The idea is that by swapping some of your staples, you increase the variety of crucial nutrients required for maximum health and longevity. Here are the five “powerhouse” alternative foods the researchers suggest you get into your mix:
1. Sweet potatoes for carrots
One cup of cooked sweet potatoes provides 1,922 micrograms Retinol Activity Equivalents (mcg RAE) of beta carotene, double that of carrots, and 16 times that of broccoli. Sweet potatoes have four times the US Recommended Daily Allowance (USRDA) for beta-carotene when eaten with the skin on. Sweet potatoes are a welspring of vitamin E, and they are virtually fat-free, which makes them a superior Vitamin E source. (Most Vitamin E rich foods, such as vegetable oils, nuts and avocados, contain a hefty dose of fat.) Sweet potatoes provide many other essential nutrients including Vitamin B6, potassium and iron. They are virtually fat-free, cholesterol-free and very low in sodium. One cup (200 grams) of cooked sweet potatoes has 180 calories.
2. Kale for spinach
Kale has the highest antioxidant level per serving of any other fruit or vegetable. Kale has exceedingly high ORACs (Oxygen Radical Absorbance Capacity, the measure of a food’s antioxidant level–the higher the ORACs, the more antioxidants the food has), and has about three times as much lutein as spinach. Eating the recommended five-a-day servings of fruits and vegetables will ring up around 1750 ORAC units, but several studies suggest that antioxidant intake be increased to between 3,000 and 5,000 ORAC units to have a significant impact on plasma and tissue antioxidant capacity. A serving of iceberg lettuce contains an ORAC value of 105, a serving of kale has a whopping 1770! Kale can be used in any recipe that calls for spinach.

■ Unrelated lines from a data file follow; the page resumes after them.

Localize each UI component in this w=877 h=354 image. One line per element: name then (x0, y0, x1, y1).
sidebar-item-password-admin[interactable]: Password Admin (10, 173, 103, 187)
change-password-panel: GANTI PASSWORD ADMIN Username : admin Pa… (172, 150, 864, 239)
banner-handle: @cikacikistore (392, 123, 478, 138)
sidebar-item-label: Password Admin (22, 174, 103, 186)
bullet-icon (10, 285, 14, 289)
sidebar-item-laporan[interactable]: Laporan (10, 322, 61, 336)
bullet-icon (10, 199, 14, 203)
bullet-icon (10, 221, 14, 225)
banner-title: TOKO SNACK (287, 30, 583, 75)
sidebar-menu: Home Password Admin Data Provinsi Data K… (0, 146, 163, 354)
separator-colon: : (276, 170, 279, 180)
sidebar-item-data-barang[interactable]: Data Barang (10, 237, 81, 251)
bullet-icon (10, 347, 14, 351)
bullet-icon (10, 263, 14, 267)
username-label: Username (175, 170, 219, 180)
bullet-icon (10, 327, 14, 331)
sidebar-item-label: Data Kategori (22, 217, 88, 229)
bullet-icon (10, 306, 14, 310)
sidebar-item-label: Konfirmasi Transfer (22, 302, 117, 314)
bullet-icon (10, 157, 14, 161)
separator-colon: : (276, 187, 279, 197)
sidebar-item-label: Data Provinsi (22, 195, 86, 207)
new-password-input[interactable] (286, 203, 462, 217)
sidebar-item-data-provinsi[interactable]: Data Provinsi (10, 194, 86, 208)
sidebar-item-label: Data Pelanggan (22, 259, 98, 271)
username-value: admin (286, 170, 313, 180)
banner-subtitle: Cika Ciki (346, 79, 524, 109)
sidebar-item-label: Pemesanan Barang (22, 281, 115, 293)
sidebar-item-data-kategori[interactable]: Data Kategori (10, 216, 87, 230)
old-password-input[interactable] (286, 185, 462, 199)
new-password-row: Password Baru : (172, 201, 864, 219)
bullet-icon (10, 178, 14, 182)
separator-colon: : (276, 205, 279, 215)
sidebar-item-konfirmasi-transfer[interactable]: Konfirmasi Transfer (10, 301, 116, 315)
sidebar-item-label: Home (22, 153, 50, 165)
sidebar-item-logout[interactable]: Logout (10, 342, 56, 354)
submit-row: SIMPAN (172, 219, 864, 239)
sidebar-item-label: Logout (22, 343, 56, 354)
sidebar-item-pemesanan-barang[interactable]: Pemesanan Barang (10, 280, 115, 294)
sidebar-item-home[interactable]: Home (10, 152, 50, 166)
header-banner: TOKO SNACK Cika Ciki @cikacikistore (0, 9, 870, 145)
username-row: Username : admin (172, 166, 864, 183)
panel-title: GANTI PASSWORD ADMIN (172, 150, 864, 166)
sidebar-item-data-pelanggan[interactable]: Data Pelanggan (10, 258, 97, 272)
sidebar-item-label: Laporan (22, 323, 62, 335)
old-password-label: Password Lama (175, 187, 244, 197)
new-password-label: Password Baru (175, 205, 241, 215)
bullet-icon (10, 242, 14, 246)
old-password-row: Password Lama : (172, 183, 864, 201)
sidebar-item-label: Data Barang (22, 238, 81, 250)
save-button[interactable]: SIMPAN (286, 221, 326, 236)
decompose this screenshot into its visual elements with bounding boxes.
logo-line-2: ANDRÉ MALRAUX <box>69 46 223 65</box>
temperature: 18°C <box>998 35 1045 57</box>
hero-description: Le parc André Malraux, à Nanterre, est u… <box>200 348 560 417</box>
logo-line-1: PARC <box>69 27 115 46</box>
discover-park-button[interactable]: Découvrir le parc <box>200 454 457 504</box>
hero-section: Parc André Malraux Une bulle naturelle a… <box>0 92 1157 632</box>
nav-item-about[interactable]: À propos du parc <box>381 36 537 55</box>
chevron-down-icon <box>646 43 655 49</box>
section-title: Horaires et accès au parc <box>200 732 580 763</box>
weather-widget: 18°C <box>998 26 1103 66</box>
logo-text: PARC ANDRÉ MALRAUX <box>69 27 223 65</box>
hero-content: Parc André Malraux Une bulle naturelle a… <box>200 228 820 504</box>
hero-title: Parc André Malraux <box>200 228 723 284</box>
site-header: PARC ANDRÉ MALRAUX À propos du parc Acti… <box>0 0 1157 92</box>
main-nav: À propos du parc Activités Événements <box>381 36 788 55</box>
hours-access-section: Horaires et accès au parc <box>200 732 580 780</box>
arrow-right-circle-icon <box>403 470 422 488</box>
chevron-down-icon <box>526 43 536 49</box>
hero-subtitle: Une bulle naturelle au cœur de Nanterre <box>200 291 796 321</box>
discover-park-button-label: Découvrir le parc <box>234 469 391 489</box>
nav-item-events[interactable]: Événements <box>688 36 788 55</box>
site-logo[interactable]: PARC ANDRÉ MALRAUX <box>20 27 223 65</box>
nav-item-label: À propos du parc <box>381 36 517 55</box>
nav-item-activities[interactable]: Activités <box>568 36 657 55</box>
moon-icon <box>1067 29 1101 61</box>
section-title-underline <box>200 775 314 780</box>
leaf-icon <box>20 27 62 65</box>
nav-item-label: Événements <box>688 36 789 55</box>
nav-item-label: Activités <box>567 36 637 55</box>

3. Raspberries for strawberries
Raspberries possess almost 50 percent higher antioxidant activity than strawberries, three times that of kiwis, and ten times the antioxidant activity of tomatoes, according to research conducted in the Netherlands and published in the journal BioFactors. The biggest contribution to raspberries’ antioxidant capacity is their ellagitannins, a family of compounds almost exclusive to the raspberry, which are reported to have anti-cancer activity.
4. Papaya for oranges
Papayas are an excellent source of Vitamins C and E and beta-carotene, three strong antioxidants. It has been ranked in the Top 5 fresh fruits (along with guava, watermelon, grapefruit and kiwifruit–well ahead of oranges, apple, and bananas), rated on six key nutrients: vitamin C, folate, potassium, iron, calcium, and fiber plus carotenoids.
Papayas are also rich in enzymes that stimulate stomach secretions and aid digestion. They contain protein-digesting enzymes including papain and chymopapain, and are low in fat and are a good source of fiber–they are also a very good source of calcium, potassium and Vitamins A and B.
5. Watercress for other greens
Watercress is a better source of vitamins C, B1, B6, K, E, Iron, Calcium, Magnesium, Manganese, Zinc, and Potassium than apples, broccoli, and tomatoes. By weight, watercress has more calcium than milk, more vitamin C than an orange and more absorbable iron than spinach (spinach is high in oxlactic acid, which blocks the natural absorption of iron). A single 4-ounce bunch of watercress has more than a full day’s RDA for potassium.